Who are the patron saints of the internet? | University of Portland

Who are the patron saints of the internet?

Did you know that there are patron saints for most anything, even the internet? “Patron saints” in Catholicism are venerable women and men from throughout history who are heavenly advocates for places, professions and people. It is good to know that in the oddest of times there are saints who we can turn to as an aid on our way. In this time when we are leaning heavily on the internet, it is good to know who to turn to for continued support.

As the internet was gaining sway in everyday life, Pope St. John Paul II named St. Isidore of Seville the patron on the internet, which is interesting because St. Isidore was bishop of Seville in 600 AD – a few years before the internet came to be. As bishop he created a school that became a model for early universities. He also sought to establish for the community good norms for social justice and representative government as well as firm foundations in the faith. Yet the main thing that helped get him connected to the copious content of the internet is his twenty-book opus where he sought to set out the origins of as many things as he could, from language to law, from biology to agriculture, from Church history to road building.
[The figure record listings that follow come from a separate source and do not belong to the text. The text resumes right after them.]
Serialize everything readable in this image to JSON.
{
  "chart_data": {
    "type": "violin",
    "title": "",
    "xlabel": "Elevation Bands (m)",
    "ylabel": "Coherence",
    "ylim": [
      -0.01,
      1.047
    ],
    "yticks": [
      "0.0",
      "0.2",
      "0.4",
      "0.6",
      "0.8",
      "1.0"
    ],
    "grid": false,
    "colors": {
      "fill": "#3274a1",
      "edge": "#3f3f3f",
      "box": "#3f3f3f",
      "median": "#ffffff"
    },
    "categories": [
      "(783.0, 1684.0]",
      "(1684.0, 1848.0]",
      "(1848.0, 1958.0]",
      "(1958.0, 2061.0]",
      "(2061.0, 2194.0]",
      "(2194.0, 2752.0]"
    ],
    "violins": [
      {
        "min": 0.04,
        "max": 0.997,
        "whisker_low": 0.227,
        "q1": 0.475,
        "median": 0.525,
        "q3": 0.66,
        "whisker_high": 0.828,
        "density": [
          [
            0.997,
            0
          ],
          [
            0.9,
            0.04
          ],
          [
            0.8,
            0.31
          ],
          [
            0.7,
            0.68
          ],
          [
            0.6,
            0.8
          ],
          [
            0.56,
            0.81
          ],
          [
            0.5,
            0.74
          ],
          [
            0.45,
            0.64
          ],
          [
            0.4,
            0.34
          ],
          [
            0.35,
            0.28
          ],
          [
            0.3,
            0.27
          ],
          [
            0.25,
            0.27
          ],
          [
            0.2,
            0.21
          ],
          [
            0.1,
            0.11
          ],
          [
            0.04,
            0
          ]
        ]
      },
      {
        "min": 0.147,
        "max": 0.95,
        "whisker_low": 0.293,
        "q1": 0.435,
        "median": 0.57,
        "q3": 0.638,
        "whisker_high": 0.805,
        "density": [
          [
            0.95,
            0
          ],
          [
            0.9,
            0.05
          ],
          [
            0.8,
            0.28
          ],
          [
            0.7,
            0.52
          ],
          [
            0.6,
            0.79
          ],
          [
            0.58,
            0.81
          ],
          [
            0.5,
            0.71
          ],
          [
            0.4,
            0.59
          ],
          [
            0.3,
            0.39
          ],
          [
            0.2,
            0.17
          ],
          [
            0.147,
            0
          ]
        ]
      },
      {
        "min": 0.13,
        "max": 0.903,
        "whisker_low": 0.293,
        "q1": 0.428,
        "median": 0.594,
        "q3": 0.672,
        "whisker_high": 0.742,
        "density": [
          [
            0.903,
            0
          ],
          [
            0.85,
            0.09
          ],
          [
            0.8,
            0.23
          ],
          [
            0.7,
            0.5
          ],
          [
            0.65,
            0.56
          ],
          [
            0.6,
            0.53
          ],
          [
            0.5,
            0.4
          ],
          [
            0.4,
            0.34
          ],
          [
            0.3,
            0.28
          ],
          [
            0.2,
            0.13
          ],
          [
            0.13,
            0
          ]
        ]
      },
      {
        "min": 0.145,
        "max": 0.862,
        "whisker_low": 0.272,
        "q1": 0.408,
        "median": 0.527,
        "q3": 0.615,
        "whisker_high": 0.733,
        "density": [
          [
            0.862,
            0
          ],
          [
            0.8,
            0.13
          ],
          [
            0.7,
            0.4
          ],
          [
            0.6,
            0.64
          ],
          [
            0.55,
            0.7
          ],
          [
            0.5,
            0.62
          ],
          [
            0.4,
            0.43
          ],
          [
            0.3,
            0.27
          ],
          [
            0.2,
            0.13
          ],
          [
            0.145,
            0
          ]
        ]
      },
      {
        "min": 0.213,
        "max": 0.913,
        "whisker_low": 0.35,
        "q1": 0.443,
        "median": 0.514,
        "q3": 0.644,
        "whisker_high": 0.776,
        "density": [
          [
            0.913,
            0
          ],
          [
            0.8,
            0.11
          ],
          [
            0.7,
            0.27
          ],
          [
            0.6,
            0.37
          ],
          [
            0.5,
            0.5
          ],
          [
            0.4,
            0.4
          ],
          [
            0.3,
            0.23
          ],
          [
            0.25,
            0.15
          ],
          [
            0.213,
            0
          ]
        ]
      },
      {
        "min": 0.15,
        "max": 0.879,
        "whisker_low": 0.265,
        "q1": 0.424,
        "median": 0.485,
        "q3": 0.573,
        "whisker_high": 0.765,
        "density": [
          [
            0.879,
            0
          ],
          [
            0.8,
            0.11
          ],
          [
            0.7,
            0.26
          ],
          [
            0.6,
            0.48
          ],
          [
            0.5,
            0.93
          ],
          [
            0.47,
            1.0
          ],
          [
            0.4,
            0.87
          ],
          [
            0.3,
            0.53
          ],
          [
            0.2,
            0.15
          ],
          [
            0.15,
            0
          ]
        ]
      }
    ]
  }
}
He tried to share as much knowledge as there was to be shared, and is therefore seen as someone who had in mind the great potential of sharing that comes through the internet.

Also noted as a possible patron of the internet is St. Maximillian Kolbe, who built a large media service to bring news, information, and religious education to rural areas of Poland in the 1920s. In a similar vein for how we hope to gain much of what we find on the internet, he would give away all of his material for free. While often best-known for offering his life in the place of another in a German concentration camp, it is well worth looking up his many other contributions for the good of others.